The fight against animal extinction
Zoo says it has a role, but not everybody agrees
A world without giraffes is one Menita Prasad doesn’t want to contemplate.
But with a recent study showing the world’s giraffes are at increasing risk of extinction, conservation is top of mind for the animal care manager at the Greater Vancouver Zoo.
Pompadour, the Aldergrove facility’s 10-year-old Rothschild’s giraffe, is not the only member of a dwindling species. A few weeks after scientists sounded the alarm concerning the world’s tallest land animal, another study raised fears about the cheetah, reporting only 7,100 of the speedy cats left in the wild. The Greater Vancouver Zoo is home to two cheetahs, Duma and Malkia.
“We want to do as much as we can to help,” said Prasad. “This news emphasizes that.”
But in rainy British Columbia, an ocean away from the African savannah, that amounts to education and donations to groups working on the ground. For various reasons, the zoo’s giraffe and cheetahs are not part of their breeding programs, nor are they candidates for rearing and release.
“Just because we have an animal in captivity doesn’t mean they need to be bred,” said Prasad.
Various factors determine if an animal is a candidate for what the zoo manager called the “glorified dating service” that is the Association of Zoos and Aquariums’ species survival plan. Through coordinated breeding loans between facilities, the program strives to maintain pure blood lines, in addition to ensuring there are adequate homes for captive offspring. Pompadour, Duma and Malkia are not in consideration for breeding at this time, said Prasad.
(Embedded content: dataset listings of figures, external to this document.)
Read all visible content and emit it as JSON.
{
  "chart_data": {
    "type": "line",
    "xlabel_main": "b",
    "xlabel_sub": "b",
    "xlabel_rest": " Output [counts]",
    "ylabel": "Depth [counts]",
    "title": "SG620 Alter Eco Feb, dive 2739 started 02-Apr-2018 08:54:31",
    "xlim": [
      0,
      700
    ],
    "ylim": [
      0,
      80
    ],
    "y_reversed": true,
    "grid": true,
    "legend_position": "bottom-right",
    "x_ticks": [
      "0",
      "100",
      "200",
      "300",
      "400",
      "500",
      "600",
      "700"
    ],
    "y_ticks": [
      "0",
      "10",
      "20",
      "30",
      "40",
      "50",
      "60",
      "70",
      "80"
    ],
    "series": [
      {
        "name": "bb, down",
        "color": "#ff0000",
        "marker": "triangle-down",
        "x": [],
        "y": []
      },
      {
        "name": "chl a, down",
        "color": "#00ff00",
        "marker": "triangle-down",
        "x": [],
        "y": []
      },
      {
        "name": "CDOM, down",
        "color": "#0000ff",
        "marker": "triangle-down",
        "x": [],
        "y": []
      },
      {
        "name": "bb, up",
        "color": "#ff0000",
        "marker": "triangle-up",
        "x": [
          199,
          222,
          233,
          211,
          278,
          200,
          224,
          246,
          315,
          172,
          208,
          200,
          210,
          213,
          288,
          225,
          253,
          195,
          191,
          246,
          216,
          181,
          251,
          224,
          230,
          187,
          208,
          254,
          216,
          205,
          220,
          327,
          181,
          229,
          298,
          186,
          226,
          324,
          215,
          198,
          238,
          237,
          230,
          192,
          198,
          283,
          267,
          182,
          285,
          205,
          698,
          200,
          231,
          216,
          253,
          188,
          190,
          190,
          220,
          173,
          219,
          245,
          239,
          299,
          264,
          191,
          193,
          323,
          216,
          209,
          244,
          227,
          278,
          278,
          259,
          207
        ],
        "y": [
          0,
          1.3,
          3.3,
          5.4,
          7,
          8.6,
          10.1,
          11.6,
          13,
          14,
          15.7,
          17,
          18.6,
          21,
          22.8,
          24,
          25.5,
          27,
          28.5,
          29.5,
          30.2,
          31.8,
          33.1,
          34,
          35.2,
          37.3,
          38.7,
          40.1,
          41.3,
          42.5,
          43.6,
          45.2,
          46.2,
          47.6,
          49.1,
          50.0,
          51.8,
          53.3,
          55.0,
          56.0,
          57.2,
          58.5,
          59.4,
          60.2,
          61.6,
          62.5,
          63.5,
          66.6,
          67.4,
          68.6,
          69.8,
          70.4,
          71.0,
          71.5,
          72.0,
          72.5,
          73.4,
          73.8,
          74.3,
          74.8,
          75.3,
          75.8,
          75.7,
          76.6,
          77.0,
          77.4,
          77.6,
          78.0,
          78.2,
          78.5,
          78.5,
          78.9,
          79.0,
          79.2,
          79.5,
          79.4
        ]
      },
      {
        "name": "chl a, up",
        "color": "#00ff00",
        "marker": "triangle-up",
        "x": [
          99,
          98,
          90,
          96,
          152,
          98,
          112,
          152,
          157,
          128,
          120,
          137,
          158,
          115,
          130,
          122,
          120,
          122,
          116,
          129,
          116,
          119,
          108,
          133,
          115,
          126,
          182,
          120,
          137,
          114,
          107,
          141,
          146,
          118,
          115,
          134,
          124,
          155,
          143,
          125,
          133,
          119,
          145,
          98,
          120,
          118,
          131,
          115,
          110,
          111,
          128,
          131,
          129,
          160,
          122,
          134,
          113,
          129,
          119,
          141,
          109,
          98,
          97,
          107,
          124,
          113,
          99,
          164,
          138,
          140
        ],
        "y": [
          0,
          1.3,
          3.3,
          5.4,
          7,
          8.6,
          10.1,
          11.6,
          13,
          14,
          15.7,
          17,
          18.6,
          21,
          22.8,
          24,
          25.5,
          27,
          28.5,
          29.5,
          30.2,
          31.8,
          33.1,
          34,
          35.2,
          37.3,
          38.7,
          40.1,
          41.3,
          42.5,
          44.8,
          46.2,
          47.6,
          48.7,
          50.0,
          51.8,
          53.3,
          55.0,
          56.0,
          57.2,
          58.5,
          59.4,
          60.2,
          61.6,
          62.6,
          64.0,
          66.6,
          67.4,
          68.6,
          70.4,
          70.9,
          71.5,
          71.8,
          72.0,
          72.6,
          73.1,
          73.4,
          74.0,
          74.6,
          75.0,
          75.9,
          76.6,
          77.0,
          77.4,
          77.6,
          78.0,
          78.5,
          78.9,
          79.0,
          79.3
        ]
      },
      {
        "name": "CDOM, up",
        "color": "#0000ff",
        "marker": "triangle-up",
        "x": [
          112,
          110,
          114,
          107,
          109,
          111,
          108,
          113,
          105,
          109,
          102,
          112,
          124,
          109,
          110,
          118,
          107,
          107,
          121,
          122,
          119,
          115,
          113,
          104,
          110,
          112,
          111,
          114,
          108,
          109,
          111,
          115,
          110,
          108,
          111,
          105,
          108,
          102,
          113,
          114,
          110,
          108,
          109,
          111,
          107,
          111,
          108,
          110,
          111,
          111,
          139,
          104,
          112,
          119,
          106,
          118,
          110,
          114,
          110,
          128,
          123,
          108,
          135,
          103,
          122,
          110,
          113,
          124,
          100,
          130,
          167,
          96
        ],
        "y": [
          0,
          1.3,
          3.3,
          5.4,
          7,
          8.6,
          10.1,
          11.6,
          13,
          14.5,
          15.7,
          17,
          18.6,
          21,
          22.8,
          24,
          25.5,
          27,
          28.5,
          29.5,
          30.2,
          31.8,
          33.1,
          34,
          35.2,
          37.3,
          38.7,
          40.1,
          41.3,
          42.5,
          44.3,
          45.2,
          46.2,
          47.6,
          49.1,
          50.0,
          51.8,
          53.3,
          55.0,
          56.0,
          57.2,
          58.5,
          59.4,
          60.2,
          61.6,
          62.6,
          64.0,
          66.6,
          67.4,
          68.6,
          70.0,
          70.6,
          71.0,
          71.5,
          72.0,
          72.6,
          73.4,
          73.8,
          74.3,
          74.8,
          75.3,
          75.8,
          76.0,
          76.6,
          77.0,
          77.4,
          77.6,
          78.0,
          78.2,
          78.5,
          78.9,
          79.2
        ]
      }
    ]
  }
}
“Our focus is on local animals,” she explained, pointing to the zoo’s work in rearing and releasing Oregon Spotted Frogs and Western Painted Turtles.
But Prasad emphasized the zoo’s role in educating the public about endangered species around the world, creating a “connection” between an animal in a faraway place and a person in their everyday life. Twenty-five cents from every zoo admission goes to conservation projects, including the Iranian Cheetah Project, which works to protect the small cheetah population in Iran.
“Our main objective is to inspire a connection with the animals which can then lead people to understand and support conservation efforts,” said Prasad.
But the executive director of the Vancouver Humane Society questioned whether a zoo can truly fulfil that goal.
“What they’re really doing is teaching people that it’s OK for animals to be in cages, that they exist for our entertainment,” said Debra Probert, calling the zoo’s education programs “inadequate.”
“Keeping endangered species does nothing for conservation,” she continued, questioning the idea that zoos can help stave off extinction by reintroducing giraffes and cheetahs to the wild.
The Greater Vancouver Zoo harbours no illusions about reintroducing (or, more accurately, introducing) Pompadour to the wild, said Prasad. “Pompy,” as he is affectionately known, was born in captivity at a facility on the east coast. Like many North American zoo animals, he has never been to Africa. He arrived in Aldergrove in 2012, around the same time the zoo was dealing with the deaths of three giraffes, including a baby that was born at the facility.
The cheetahs, Duma and Malkia, were also born in captivity. Duma was born at a facility in Africa that rehabilitates and releases animals back into the wild. He was hand reared and had imprinted on humans, making him ineligible for release.
Now the cheetah is one of the zoo’s star attractions. A bit of a “ham,” he loves attention an d crowds. He also seems to like the rain and chooses to be outside in the winter. Pompy, on the other hand, prefers the warmth of his enclosure in cool weather and is not allowed in his yard when there is ice on the ground. “They are such amazing creatures. Caring for them, you gain an appreciation of that,” said Prasad. In early December, scientists moved giraffes from being a “species of least concern” to “vulnerable” on the International Union for the Conservation of Nature’s (IUCN) official watch list of the world’s threatened and endangered species. In 1985, there were between 151,000 and 163,000 giraffes, but the number dropped to 97,562 in 2015. Experts blamed habitat loss for the population decline, compounded by poaching, as more people move into giraffe territory in central and eastern Africa. A study released after Christmas sounded an even more dire warning about cheetahs, with the authors urging the IUCN to re-categorize the fastest land animal from “vulnerable” to “endangered.” The report estimated there are only 7,100 cheetahs left in the wild, with about 77 per cent of their habitat falling outside protected areas that are now being threatened by human encroachment.